Gluttons for punishment can see my complete list of publications.
Science and technology
My main focus for the past few years has, however, been on ancient science and technology, stimulated by a research project that I ran on Hero of Alexandria's automata, funded by the Leverhulme Trust. The main elements of this project were to attempt to construct working devices from Hero's instructions in his automata treatise, to provide a new edition and commentary on the work, and to write a general history of automata in antiquity. I am still writing that book, which will incorporate much of the process (as I experienced it) of having the first of Hero's devices, the mobile automaton, designed and built. Related spin-off papers are gradually emerging.
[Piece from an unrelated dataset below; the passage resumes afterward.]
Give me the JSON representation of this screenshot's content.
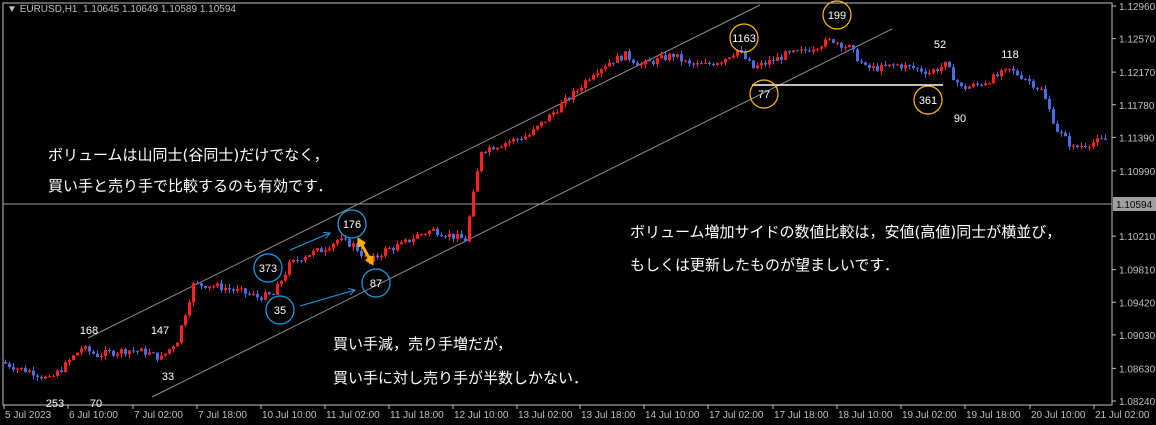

I've also been supervising PhD theses on ancient medicine, particularly pharmacology, something I fell into almost entirely by accident.
Outreach
Or what is known these days as ‘public engagement’ and ‘knowledge exchange’. I have done various talks for schools and community organisations, and am always happy to do more, but my main area of activity in terms of outreach has been through working on modern productions of ancient drama, mainly working with David Greig. After a productive experience on the National Theatre of Scotland's Bacchae (2007–2008), David asked me to provide the literal translation again for his Suppliant Women (Actors Touring Company, 2016–2018).